In the case of Graham ‘Polly’ Farmer, while his feats on the football field helped him transcend the game, it was his kindness and desire to inspire others that defined him as one of Australia’s true legends.
Family, friends, fans and everyone in between gathered at Optus Stadium in Burswood on Monday to pay tribute to Polly’s life, at the first State funeral to be held for a footballer in WA.
Almost 1500 people squeezed into the River View Room, with more in the stadium’s grandstands.
The service itself was a celebration of a man whose impact extended far beyond the realms of sport.
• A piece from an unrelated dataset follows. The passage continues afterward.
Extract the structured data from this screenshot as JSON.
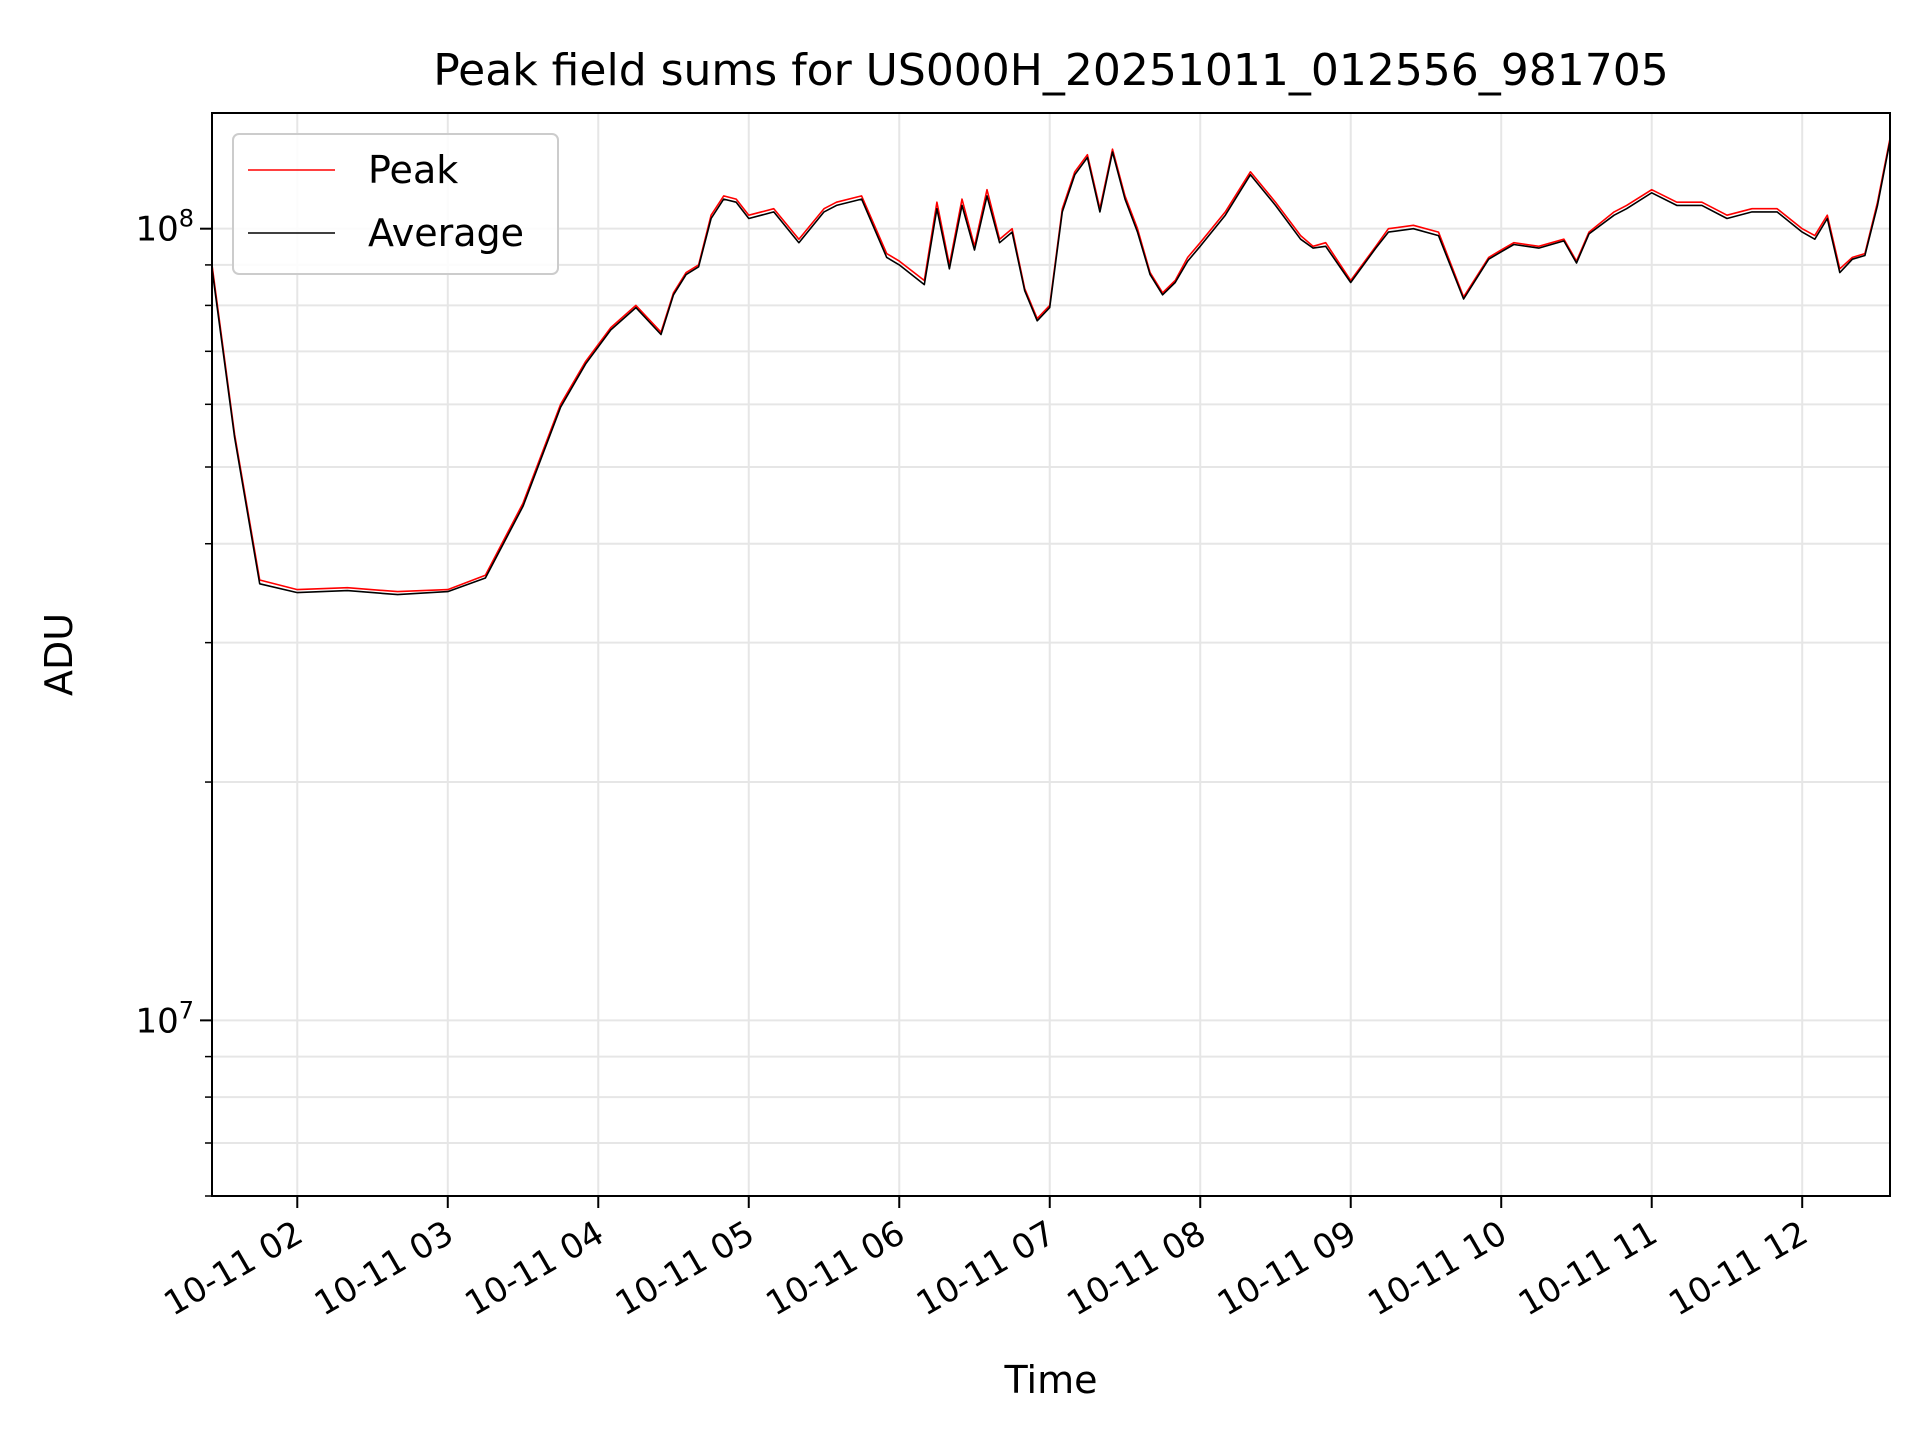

“We’re in the company of a champion,” master of ceremonies Russell Woolf said.
Treasurer Ben Wyatt spoke of how the Polly Farmer Foundation had inspired Aboriginal people to fulfil their potential in the face of challenges.
“He changed the way Aboriginal people felt about themselves,” he said.
“I suspect why so many are here today is because of what he did with his greatness off the field.”
The foundation’s vicepresident Fred Cheney said Farmer once told him “there’s a lot of good jobs in Australia, but I don’t see many Aboriginal people holding them”.
Mr Cheney pledged the foundation would continue to deliver Farmer’s vision of helping Aboriginal people access a quality education to set them up for life, just as he had at Sister Kate’s in Queens Park.
Farmer’s daughter Kim said her father was a caring dad whose love of football was dwarfed only by his love for his family.